Everything about Self/Less is underwhelming and unimaginative. From its formulaic plot, stock characters to even its lame title (it’s a Dad-tier level pun). It well overstays its welcome with its too-long runtime – you can nod off twice during and it’ll still be going when you wake up. Director Tarsem Singh is no stranger to mind-bending subject matters having helmed the criminally underrated psychological thriller The Cell, but instead of taking a wild, stylish approach he opts for the most lacklustre route possible. To call Self/Less a thriller would do a disservice to the genre, as it implies it’s actually thrilling in the first place. Singh’s usual directorial flair and stunning visuals are nowhere to be seen here.
The film’s biggest flaw is that its lead character lacks any likeability. It’s hard to empathise with the dying Hale – after all, he’s a billionaire businessman, so to say he’s been living a hard life would be an underestimation. And it’s even harder to connect with him once he undergoes the procedure, as the young Hale spends all of his time partying hard and having sex. Admittedly, that lack of empathy is supposed to be part of the character’s evolution, as he stops being selfish and learns to become selfless (do you get the hilarious pun title now?). By the time Hale actually learns this lesson and decides to stop being a garbage person, it’s a matter of too little, too late for the audience.
Self/Less is a direly boring film. What could have been an interesting take on the ethics and price of immortality unfortunately devolves into a stock-standard action film that drags on and on.
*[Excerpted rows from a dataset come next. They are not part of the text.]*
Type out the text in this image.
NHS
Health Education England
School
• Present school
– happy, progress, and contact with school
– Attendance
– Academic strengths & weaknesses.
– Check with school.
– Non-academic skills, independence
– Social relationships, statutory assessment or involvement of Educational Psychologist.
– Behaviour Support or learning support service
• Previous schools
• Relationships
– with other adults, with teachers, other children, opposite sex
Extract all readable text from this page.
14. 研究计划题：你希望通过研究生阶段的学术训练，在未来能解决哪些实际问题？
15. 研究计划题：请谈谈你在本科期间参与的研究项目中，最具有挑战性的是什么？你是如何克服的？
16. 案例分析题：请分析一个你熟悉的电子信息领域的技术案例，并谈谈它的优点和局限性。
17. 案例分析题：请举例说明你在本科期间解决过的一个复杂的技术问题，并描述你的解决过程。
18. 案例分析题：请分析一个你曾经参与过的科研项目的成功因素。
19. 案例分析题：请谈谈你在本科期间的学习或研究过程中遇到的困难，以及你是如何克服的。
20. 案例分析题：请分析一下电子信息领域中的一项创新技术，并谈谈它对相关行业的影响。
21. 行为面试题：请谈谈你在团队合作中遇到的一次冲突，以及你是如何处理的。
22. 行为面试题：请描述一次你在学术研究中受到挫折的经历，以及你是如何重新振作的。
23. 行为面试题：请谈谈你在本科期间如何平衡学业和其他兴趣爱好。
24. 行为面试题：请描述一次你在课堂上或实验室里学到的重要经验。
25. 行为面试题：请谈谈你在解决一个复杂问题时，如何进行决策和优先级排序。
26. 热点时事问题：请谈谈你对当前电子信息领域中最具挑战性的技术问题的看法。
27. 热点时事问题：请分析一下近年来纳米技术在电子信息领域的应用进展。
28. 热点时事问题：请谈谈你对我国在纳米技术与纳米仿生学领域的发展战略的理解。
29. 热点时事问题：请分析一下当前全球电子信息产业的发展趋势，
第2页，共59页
It lacks any form of memorability, from both the director and the cast. It’s an inanely predictable sci-fi film, whose twist and conclusion are so obvious from the get-go that it invalidates watching the movie in the first place. In the hands of a more capable director and a smarter script, Self/Less could have been something better. Instead, it’s a memory that’ll quickly fade to the back your mind before you forget about it completely.